Wisata Emosional Jadi Tren Baru di China, Turis Tak Lagi Cuma Mengejar Pemandangan
JAKARTA - Pariwisata di China sedang berubah arah. Wisatawan kini tak lagi datang hanya untuk melihat tempat baru, tetapi juga mencari rasa, identitas, dan pengalaman yang terasa lebih pribadi. Pergeseran itu terlihat jelas di Desa Xunpu, Quanzhou, Provinsi Fujian, yang mendadak melesat menjadi magnet wisata.

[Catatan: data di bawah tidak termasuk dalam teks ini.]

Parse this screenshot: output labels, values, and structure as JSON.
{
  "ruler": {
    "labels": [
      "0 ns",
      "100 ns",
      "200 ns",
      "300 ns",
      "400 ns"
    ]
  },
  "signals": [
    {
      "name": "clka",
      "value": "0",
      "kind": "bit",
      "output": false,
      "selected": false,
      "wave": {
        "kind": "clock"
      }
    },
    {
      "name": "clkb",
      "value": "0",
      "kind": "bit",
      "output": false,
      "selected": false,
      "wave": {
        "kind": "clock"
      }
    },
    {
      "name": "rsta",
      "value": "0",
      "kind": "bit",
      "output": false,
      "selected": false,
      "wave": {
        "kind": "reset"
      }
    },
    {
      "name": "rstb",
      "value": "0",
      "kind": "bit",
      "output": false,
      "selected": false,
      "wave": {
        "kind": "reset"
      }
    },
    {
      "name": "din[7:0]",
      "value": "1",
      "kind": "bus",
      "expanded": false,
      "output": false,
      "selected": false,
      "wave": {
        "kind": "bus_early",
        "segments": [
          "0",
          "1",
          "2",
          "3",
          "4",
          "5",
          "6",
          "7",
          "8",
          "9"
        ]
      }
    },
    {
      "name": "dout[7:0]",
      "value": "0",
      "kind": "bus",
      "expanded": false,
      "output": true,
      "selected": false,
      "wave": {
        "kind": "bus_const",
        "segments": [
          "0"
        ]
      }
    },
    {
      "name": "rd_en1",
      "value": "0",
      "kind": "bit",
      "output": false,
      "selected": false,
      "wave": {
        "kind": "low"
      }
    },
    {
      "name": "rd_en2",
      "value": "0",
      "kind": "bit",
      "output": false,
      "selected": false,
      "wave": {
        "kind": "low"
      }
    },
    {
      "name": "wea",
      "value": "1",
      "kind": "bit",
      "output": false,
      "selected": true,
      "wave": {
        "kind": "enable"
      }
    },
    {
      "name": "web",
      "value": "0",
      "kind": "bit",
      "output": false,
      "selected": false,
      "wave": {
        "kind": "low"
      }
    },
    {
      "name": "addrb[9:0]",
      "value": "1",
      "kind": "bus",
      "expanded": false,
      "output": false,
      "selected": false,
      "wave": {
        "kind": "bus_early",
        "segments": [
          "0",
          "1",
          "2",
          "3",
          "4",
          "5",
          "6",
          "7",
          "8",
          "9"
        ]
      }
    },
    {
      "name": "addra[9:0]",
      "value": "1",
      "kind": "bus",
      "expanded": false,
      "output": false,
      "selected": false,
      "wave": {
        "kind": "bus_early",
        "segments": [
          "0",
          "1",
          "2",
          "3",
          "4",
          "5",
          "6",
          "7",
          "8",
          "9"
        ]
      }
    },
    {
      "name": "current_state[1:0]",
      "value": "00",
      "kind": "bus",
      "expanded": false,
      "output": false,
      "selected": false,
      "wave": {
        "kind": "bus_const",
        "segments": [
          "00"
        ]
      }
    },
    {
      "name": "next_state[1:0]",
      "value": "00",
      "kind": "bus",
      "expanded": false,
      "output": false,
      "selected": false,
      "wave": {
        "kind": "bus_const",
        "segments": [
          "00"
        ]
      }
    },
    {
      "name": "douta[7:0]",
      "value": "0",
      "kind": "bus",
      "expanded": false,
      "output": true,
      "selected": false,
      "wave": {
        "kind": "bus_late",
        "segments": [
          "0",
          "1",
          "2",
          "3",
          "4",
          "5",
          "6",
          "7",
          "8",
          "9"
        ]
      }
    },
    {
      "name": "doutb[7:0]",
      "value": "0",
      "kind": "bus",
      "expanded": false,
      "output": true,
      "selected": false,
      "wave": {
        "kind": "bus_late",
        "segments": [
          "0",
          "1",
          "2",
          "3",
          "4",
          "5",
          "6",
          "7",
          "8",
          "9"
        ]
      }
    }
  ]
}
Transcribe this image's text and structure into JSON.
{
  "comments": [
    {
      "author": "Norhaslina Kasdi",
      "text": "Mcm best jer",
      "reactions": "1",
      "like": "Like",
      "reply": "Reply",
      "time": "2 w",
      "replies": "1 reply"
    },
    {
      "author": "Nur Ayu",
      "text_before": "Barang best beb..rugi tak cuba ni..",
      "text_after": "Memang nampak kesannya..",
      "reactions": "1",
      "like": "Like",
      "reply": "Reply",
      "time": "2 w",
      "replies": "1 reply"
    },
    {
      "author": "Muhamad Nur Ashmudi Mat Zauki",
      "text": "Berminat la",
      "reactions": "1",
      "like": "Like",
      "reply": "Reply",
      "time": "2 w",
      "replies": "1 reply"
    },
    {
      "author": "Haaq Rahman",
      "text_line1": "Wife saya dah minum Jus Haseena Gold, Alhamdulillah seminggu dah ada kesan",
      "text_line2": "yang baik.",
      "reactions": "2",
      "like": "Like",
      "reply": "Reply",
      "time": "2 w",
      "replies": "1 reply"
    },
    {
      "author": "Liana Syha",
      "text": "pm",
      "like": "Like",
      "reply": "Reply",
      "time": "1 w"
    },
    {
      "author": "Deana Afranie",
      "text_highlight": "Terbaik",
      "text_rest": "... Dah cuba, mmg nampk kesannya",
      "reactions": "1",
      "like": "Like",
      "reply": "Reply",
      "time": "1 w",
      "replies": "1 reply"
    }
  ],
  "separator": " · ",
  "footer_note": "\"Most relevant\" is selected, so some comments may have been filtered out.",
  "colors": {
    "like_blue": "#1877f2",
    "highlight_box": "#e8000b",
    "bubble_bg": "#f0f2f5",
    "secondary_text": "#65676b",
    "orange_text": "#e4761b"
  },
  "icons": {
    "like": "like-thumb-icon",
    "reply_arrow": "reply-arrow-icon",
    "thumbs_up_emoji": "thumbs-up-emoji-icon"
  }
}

Desa nelayan itu luasnya hanya 1,5 kilometer persegi dan dihuni kurang dari 8.000 orang. Namun pada 2024, Xunpu didatangi 8,5 juta wisatawan dan menghasilkan lebih dari 1,8 miliar yuan dari sektor pariwisata. Dalam laporan China Daily yang dikutip Kamis, 9 April, lonjakan itu dipicu hiasan kepala bunga tradisional yang sudah lama menjadi bagian dari budaya perempuan setempat.
Kerajinan tersebut sebenarnya sudah masuk daftar warisan budaya takbenda China sejak 2008. Namun tradisi itu lama berjalan tenang, sampai akhirnya meledak di media sosial pada 2023. Banyak perempuan muda datang ke Xunpu khusus untuk mengenakan hiasan itu dan berfoto.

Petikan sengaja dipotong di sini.